In many cases, aid becomes the primary goal, rather than an education. The anonymous community college department head described how one student called him up in desperation just before the summer term began.  She needed to take two classes to continue her financial aid status. “Just put me in something,” she begged. He said his department had no courses for the summer, so she wound up taking two library science classes, which were irrelevant to her major and her interests.

“Right now, there’s an incentive to take classes that will have no bearing on their future,” he added, simply in order to keep financial aid coming.

He said that “the incentives need to be changed” by making all students pay at least something for their education. He said that this would very likely result in a decrease in enrollment of 20 to 25 percent throughout the community college system. The absence of these students—who are not generally serious about their educations—would likely push the graduation rate of community college students who seek four-year degrees from its current 29 percent to one closer to 40 percent.

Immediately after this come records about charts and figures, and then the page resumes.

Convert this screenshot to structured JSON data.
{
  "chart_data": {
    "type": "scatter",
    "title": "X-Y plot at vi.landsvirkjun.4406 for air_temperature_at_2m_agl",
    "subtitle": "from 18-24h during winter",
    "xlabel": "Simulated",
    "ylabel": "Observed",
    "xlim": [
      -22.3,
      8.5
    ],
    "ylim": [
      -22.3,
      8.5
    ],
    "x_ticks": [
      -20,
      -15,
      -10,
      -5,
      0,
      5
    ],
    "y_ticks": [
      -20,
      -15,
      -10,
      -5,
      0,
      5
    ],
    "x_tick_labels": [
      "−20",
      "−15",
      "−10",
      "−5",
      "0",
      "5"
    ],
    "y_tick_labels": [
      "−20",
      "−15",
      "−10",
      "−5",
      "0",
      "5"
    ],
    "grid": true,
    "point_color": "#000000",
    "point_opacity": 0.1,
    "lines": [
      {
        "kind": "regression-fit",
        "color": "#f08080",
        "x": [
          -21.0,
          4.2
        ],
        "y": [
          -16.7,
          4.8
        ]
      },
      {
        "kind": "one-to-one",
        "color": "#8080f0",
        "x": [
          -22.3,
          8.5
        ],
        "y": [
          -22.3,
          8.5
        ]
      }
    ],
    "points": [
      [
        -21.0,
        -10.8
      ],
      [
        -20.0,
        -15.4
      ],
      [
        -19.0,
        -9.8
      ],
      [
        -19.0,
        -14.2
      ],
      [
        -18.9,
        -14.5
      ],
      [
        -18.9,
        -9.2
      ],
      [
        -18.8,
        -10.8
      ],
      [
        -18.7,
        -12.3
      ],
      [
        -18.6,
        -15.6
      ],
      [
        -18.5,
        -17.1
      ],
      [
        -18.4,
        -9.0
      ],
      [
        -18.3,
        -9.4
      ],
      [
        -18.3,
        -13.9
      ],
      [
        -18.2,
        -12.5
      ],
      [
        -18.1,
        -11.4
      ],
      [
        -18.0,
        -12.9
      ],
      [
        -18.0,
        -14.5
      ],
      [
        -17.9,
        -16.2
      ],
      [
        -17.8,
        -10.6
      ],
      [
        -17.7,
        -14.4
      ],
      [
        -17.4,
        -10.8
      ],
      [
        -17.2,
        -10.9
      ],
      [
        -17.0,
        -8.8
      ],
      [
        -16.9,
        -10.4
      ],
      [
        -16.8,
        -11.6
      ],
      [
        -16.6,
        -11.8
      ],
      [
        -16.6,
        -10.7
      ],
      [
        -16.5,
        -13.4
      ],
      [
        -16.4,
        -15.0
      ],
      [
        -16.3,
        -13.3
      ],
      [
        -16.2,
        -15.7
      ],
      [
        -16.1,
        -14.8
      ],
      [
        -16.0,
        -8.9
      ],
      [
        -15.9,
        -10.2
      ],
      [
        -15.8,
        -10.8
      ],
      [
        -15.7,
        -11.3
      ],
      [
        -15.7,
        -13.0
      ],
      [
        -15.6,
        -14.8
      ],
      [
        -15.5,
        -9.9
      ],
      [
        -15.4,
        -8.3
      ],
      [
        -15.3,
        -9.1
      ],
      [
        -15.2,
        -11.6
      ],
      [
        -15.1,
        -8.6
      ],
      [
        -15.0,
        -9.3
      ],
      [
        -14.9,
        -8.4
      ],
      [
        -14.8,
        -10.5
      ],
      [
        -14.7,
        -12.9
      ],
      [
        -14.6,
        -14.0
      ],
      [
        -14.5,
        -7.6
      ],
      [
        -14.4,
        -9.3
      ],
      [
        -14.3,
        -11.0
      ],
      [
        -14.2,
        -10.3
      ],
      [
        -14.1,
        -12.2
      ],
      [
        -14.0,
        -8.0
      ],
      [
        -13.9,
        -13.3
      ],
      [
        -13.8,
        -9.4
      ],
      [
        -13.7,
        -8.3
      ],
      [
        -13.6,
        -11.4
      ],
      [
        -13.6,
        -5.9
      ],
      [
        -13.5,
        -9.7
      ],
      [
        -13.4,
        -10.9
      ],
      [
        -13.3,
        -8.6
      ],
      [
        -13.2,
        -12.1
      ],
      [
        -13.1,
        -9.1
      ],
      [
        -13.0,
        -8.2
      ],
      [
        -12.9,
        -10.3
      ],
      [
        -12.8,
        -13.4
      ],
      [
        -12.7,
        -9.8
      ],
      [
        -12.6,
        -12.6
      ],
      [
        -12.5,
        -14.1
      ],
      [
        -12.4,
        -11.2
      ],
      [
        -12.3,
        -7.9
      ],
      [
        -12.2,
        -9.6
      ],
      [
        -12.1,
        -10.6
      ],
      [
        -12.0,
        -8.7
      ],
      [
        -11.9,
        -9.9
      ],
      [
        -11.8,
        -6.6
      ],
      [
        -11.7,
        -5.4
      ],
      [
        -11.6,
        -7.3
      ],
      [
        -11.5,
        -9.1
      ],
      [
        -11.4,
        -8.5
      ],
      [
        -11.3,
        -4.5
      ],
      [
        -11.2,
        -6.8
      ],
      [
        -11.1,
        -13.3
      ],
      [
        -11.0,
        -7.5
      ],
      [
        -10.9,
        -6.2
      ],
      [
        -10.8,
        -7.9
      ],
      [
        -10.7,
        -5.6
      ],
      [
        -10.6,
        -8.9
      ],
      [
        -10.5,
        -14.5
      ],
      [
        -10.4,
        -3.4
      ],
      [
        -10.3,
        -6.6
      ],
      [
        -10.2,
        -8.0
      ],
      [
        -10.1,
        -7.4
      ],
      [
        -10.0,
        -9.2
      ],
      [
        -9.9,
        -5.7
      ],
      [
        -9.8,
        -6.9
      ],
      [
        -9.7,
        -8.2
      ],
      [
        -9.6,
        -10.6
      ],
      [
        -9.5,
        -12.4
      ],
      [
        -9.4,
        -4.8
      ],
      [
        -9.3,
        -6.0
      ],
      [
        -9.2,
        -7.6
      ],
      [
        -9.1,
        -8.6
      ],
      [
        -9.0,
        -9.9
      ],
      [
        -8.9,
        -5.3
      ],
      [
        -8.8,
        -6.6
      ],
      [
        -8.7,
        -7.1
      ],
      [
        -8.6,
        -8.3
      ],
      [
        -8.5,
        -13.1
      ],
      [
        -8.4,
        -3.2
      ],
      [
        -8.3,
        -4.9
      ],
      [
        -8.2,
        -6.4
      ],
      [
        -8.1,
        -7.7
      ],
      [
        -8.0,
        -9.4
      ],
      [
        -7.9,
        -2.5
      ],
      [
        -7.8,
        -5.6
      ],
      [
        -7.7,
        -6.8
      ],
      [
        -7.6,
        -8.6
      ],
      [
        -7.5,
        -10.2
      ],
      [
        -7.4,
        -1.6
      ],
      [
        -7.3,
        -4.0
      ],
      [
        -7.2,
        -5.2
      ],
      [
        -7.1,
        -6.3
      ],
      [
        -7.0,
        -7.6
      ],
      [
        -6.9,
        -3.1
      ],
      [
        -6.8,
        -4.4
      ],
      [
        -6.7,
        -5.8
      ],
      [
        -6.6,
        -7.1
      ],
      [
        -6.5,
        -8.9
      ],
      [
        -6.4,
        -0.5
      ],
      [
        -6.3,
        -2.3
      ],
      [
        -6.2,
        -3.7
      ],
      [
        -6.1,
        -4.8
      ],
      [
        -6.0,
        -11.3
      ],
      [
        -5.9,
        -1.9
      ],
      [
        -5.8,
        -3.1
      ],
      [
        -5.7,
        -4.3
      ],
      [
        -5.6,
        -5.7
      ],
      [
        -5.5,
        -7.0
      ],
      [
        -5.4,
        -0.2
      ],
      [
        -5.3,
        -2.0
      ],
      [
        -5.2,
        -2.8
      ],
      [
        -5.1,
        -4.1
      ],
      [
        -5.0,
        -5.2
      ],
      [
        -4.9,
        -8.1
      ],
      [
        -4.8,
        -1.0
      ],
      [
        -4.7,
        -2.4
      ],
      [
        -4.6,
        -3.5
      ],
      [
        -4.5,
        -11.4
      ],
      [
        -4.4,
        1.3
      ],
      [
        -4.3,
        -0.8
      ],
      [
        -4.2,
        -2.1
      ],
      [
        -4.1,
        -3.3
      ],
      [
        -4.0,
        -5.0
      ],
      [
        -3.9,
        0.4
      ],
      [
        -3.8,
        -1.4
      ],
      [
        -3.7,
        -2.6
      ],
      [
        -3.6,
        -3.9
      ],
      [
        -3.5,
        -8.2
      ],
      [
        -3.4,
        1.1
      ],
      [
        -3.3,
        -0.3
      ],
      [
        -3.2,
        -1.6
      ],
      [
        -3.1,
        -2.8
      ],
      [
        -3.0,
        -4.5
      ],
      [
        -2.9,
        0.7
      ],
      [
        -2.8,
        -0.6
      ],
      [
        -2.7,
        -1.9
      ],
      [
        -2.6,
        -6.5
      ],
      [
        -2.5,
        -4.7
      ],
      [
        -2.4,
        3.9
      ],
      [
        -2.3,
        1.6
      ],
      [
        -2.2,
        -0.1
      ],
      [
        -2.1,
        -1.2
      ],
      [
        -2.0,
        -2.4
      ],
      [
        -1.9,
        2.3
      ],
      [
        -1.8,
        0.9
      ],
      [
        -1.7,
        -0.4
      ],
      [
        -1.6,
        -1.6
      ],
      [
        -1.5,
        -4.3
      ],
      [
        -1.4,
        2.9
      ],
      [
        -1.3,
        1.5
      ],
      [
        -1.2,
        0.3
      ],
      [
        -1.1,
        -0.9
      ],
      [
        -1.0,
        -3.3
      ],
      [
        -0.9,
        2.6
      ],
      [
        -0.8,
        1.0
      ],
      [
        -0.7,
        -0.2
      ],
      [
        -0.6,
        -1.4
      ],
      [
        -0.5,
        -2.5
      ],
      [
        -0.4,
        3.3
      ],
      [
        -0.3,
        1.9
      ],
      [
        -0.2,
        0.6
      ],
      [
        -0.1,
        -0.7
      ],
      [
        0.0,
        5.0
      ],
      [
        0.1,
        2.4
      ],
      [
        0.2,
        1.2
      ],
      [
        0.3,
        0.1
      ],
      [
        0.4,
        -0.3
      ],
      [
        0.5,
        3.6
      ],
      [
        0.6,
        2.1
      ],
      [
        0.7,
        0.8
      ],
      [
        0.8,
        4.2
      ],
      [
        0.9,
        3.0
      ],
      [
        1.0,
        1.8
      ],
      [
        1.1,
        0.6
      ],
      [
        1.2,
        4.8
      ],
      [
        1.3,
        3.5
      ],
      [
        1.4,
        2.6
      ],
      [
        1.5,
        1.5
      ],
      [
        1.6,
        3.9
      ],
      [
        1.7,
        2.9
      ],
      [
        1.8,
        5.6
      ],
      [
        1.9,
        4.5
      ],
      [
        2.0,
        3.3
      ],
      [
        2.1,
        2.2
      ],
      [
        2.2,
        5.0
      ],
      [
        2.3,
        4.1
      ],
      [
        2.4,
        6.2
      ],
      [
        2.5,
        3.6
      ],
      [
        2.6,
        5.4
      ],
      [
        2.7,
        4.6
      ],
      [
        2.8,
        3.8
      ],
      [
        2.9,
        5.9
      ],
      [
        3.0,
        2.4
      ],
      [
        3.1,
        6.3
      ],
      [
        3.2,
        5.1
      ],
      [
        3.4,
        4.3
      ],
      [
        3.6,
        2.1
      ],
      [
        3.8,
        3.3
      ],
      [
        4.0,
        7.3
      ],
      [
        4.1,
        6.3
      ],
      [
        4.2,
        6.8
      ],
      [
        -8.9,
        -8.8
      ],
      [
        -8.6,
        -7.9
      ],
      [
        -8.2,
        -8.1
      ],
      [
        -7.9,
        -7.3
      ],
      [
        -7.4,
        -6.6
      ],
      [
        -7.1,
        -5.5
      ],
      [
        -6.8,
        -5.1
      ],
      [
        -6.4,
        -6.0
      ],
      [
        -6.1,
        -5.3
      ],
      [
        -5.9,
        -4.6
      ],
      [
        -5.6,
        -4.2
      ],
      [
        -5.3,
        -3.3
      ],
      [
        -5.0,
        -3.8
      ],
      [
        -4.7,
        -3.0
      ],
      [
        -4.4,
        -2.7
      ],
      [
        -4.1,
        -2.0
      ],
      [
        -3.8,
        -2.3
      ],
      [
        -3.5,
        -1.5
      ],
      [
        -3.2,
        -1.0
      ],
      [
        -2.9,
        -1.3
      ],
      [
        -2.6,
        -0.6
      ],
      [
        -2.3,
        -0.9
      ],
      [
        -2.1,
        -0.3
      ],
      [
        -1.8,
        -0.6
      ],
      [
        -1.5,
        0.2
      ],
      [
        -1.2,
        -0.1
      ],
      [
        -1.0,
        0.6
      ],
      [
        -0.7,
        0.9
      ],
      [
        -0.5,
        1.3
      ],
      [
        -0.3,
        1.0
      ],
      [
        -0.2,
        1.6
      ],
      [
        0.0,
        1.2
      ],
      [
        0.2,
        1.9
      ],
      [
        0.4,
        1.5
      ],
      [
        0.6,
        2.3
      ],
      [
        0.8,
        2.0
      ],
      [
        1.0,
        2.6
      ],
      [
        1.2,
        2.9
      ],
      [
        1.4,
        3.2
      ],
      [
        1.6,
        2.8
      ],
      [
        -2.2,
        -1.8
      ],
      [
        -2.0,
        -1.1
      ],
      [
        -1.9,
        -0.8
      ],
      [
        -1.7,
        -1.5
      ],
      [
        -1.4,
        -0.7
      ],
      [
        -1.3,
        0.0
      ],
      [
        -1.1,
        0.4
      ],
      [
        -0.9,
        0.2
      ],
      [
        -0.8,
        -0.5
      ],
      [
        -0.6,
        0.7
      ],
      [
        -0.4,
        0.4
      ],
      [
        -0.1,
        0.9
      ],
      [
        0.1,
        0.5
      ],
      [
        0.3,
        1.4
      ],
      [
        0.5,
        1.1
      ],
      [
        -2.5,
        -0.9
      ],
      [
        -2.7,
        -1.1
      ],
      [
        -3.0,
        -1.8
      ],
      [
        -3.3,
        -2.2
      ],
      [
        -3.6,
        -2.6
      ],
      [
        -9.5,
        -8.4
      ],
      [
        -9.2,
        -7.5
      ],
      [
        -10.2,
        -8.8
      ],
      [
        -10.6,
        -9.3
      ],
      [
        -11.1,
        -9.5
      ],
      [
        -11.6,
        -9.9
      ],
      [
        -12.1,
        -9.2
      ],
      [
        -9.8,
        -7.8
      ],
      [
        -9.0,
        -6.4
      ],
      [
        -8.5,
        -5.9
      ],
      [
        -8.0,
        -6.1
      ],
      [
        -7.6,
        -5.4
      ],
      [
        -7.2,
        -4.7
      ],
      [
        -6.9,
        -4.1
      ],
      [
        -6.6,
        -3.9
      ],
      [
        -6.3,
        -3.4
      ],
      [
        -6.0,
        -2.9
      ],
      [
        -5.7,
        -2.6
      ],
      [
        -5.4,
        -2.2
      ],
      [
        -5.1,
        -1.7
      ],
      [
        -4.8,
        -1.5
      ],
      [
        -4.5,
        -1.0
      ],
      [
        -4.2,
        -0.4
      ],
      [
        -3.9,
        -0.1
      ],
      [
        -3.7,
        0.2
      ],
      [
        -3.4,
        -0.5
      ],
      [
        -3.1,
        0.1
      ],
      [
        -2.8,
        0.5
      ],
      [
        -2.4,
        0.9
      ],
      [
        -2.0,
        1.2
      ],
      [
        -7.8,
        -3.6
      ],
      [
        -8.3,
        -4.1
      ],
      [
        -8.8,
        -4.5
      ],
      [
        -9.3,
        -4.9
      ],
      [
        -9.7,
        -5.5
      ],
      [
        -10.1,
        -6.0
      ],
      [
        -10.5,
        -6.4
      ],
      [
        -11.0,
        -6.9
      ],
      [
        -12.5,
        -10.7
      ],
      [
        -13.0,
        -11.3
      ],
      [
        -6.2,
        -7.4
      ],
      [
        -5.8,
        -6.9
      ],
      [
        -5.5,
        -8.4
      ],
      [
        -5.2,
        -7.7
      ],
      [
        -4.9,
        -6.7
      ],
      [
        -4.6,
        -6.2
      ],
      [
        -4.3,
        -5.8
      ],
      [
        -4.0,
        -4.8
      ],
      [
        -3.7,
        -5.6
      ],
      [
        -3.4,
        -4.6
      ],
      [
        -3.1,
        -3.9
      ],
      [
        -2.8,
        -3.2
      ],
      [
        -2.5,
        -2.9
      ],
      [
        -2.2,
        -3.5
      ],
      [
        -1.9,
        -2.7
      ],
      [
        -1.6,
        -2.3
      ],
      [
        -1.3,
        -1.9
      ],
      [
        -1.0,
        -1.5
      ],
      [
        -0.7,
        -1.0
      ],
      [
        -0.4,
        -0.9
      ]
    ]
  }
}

(This would also mean tremendous savings for the state, far beyond the wasted financial aid. Twenty percent of the roughly 200,000 FTE students who attend NCCCS schools equals 40,000 students. The state’s average annual subsidy for each community college student is slightly more than $5,000. Without these students, few of whom complete their programs or care about learning, the state would save $200 million per year—and improve the intellectual atmosphere of the campuses as well.)

Government money is likely to be an increasing part of the higher education picture for a long time. Financial aid was once entirely private or institutional, given to promising students by universities, churches, or rich patrons—today it has largely become a government–funded entitlement program. Private banks are being pushed out of much of the student loan market by the Obama administration’s recent overhaul of the system. That means fraud, waste, and inefficiency will be growing as well. It’s time for administrators and especially legislators to develop a little of the street-sense displayed by my former co-worker, the one who wised me up about the street hustlers posing as patients thirty years ago.